Sean True seant@webreply.com
Thu Oct 17 14:25:54 2002


> > [Tim]
> >
> >>>Now that I'm playing with a UI (Sean & Mark's code) as a user, I'm
> >>>growing fonder of the non-chi schemes again.  Rational or not, I
> >>>find that the more uniform range of outcomes in [0.0, 1.0] is
> >>>psychologically reassuring when using a UI that throws the scores
> >>>in your face.
> >>
> >
> > [Rob]
> >
> >>But it is unrealistic. Think about the original problem again: "why
> >>can't software that classifies ham/spam be very easy? Almost all
> >>spam's scream in your face that they are". With chi_squared
> >>combining we found a method that agrees with this. Most messages
> >>scream either "Ham" or "Spam", and there is very little left to
> >>doubt.
> >
> >
> > But in real life there are also plenty of messages that mislead or
> > defy the human screener (if only for a second), and if these still
> > have a significant chance of becoming a f.p. or f.n., it would be
> > appropriate if the score reflected that uncertainty.
>
> But it does: between one and two percent of all messages deviates
> significantly from 0.0 and 100.0; those are the ones we as humans take
> more than split second to judge.
>
> > While you're still deciding on how much value you place on
> > f.p. vs. f.n., the score can be very helpful (as long as it has a
> > middle ground).
>
> Sure, but for Joe User, this "should" be uninteresting.
>
> Rob
>

I hate to try to speak for Joe User (like speaking for the "common man",
always a red flag), but I _am_ just a user of these scoring schemes. I have
several hundred messages (commercial email) tucked away in a folder that
score in the non-chi scheme in the range .4 to .6. That score appears to
reflect my own real uncertainty about the value of Motley Fool newsletters.
No snickering, please. A system like chi- looks like a very good choice for
black and white, upstream discards offers to increase body part size.

But I don't want these messages automatically discarded upstream, I want
them labelled so that I can deal with them more efficiently.

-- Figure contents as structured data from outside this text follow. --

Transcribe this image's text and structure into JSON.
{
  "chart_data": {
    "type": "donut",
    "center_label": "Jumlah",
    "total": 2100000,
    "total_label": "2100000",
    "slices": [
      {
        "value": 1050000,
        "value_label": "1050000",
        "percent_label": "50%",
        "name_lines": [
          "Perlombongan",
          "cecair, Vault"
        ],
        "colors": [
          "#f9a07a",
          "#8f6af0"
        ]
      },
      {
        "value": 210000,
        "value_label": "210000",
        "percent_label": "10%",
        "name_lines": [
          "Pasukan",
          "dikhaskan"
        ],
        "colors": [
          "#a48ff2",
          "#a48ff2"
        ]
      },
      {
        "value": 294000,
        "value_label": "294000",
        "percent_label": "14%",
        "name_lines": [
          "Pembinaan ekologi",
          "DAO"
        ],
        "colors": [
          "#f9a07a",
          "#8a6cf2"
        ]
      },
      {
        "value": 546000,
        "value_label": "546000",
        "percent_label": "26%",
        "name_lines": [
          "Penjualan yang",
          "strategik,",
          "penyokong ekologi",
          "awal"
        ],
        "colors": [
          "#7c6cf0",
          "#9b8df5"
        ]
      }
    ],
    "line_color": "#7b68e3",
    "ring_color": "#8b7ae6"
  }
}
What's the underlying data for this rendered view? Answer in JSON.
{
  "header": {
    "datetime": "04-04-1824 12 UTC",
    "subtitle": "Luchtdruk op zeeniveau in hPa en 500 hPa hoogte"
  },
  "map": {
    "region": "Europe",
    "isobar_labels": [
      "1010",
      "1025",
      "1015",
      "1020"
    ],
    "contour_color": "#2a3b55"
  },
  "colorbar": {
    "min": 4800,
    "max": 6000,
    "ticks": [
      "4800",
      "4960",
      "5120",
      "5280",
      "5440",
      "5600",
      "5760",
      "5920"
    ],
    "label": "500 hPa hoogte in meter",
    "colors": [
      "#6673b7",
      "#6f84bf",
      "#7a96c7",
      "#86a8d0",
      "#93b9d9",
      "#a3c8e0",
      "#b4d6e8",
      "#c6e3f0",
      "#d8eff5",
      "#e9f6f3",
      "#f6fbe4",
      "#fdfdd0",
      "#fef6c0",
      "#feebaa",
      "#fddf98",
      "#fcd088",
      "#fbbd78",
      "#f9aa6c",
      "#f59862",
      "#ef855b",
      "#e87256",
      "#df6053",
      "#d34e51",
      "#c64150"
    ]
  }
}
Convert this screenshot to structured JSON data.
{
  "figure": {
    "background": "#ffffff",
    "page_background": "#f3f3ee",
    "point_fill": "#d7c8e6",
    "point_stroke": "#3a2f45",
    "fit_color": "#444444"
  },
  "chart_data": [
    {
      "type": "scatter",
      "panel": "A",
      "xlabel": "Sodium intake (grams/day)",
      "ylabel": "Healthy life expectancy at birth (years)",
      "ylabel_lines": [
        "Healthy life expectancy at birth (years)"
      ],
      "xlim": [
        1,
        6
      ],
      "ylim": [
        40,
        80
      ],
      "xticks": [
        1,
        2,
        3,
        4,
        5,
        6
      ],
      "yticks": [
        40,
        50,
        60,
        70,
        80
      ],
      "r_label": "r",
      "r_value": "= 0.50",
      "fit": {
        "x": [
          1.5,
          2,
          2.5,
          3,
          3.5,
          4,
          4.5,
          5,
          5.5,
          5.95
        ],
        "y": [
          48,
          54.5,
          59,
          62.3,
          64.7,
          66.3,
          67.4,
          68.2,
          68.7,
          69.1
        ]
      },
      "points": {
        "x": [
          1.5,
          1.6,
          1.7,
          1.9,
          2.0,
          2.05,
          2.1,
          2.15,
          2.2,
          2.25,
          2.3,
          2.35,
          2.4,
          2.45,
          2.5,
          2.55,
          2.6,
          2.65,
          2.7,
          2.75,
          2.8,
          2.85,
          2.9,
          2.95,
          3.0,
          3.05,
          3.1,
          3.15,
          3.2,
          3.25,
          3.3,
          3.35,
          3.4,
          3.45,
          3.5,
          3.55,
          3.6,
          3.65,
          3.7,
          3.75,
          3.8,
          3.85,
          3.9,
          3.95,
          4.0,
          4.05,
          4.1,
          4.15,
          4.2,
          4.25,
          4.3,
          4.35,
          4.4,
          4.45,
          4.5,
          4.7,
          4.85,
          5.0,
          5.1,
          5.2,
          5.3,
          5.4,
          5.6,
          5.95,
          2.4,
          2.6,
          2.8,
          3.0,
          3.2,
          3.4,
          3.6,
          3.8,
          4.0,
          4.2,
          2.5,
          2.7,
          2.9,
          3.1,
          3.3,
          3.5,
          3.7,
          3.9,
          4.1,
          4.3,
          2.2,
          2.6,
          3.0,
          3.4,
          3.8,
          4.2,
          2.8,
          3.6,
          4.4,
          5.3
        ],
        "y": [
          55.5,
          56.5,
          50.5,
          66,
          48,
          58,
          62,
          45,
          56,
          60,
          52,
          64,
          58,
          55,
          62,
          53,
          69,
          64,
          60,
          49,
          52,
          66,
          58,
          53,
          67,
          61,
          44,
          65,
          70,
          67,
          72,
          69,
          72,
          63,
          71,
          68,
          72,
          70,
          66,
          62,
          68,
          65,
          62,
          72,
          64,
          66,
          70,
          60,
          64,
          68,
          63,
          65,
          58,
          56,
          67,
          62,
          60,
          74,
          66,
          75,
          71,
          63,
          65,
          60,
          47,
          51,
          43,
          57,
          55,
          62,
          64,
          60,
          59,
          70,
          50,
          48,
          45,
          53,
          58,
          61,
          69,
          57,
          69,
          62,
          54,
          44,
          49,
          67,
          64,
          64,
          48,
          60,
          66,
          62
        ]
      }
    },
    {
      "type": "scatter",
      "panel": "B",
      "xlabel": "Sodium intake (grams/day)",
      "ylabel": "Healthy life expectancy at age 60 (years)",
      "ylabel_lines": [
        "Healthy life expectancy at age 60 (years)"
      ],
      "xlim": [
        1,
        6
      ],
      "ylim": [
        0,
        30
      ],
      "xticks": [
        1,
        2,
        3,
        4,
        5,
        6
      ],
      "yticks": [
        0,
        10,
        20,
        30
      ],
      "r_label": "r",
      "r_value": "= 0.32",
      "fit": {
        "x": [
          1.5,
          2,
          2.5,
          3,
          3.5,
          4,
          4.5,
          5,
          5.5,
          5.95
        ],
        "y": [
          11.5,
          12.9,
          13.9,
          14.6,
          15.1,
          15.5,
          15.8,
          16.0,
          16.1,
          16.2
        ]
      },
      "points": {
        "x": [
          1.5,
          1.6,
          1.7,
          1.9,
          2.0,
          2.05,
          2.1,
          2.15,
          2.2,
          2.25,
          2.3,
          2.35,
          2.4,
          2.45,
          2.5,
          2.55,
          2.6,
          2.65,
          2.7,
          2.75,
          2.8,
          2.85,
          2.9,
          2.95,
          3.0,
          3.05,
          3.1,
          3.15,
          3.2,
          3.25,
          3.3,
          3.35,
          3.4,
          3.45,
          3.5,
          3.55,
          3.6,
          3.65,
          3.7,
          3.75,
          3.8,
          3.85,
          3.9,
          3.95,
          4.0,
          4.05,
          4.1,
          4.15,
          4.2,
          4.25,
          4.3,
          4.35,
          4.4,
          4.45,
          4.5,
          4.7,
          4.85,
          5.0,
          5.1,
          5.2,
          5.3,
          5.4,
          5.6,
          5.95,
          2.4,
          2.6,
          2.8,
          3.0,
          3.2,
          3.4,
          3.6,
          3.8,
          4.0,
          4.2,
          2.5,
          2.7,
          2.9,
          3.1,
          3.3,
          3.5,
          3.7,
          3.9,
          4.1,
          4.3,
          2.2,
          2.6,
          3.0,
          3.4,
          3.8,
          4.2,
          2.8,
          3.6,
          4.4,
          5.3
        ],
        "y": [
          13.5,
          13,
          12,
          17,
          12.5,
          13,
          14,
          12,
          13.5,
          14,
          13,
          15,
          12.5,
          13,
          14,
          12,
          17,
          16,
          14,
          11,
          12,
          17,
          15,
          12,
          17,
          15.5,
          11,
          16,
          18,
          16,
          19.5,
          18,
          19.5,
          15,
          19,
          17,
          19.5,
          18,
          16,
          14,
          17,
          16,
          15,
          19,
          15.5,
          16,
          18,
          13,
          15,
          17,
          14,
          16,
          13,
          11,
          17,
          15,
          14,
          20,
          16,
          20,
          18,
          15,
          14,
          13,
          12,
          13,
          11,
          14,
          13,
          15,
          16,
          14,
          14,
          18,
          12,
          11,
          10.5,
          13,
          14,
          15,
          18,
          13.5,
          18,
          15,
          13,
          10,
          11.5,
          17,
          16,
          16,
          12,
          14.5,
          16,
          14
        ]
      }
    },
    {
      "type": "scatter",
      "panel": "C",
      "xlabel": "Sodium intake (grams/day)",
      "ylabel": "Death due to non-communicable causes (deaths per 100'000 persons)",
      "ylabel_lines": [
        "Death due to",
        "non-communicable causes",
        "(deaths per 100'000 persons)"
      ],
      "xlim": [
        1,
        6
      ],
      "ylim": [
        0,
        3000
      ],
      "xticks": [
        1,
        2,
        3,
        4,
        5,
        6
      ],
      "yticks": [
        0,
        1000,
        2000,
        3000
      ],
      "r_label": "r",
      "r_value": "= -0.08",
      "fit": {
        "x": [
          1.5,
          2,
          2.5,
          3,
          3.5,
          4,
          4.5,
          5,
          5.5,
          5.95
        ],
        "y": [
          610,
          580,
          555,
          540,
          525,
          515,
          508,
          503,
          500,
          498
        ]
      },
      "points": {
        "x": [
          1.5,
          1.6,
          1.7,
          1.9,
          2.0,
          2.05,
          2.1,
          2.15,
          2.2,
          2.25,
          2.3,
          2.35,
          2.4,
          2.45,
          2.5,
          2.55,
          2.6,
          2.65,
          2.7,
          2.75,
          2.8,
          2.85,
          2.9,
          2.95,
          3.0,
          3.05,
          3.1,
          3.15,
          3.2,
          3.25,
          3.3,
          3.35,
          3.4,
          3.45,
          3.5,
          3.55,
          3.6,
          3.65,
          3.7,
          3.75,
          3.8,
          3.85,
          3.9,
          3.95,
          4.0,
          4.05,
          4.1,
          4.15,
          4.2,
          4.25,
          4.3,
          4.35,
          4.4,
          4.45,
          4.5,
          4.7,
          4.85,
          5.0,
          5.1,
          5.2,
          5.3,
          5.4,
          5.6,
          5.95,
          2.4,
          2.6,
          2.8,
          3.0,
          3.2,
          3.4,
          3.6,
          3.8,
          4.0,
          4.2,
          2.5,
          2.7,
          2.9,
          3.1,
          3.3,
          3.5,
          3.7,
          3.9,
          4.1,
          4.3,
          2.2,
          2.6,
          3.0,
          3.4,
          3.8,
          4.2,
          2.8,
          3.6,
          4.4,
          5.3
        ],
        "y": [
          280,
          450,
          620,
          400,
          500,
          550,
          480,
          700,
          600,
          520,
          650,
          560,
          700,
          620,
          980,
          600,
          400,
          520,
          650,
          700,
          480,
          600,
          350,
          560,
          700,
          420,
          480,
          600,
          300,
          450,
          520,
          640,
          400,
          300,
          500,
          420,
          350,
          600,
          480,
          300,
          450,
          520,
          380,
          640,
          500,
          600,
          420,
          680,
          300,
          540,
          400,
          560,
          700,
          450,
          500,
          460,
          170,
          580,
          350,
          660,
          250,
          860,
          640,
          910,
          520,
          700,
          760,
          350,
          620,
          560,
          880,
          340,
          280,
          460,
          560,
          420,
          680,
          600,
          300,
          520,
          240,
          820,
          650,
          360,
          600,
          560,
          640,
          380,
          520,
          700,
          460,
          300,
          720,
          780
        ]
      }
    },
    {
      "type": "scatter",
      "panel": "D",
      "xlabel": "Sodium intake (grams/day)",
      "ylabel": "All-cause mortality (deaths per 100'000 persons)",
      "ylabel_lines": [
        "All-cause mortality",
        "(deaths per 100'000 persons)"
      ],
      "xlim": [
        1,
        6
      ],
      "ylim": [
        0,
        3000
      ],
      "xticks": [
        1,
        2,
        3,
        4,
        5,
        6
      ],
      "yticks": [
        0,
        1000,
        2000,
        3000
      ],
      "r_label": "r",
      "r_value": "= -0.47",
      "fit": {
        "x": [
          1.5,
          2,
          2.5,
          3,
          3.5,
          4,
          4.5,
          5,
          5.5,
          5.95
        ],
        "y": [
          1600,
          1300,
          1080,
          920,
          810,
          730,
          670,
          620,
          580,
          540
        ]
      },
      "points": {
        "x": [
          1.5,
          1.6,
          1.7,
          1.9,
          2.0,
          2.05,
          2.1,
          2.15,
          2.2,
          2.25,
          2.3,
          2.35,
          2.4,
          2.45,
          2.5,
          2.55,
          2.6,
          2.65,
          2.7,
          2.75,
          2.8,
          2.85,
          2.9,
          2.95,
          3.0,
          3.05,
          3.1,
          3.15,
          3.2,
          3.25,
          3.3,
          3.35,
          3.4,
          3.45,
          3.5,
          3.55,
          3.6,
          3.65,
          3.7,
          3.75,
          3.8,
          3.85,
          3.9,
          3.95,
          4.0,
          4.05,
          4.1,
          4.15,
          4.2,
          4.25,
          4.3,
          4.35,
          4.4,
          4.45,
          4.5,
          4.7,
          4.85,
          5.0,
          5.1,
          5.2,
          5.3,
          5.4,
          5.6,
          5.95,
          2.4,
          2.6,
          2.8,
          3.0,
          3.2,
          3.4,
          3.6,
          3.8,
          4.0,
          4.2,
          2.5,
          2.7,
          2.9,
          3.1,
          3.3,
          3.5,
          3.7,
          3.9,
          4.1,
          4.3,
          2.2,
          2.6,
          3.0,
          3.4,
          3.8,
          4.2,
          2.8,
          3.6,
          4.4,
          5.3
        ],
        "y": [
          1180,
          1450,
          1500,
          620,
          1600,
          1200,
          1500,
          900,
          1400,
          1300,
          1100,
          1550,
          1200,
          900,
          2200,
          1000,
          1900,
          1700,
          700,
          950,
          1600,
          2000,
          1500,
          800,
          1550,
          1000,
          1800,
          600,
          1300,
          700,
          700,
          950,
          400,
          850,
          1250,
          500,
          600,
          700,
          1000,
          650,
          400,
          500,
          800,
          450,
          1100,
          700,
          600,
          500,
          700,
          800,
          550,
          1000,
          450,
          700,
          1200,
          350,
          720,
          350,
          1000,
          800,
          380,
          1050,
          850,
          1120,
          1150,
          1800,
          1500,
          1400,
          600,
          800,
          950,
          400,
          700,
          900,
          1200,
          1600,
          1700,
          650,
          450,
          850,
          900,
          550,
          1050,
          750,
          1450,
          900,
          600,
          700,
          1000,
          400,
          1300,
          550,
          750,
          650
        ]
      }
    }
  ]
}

When I sort this particular folder by spam score, I get MIT club and
Infoworld newsletters at the the beginning (the good end), and the Motley
Fool and Edgar Online at the other end, with a range of spam score from .2
to .6 Just right. If I could color them continuously, it would be easy to
spot the ones I want to read, now. And over time, as I change my definition
of spam, their position in the list looks like it will vary smoothly -- and
appropriately.

This may not fit your original mission statement, but mission statements
often don't survive contact with the enemy, err, customer.

-- Sean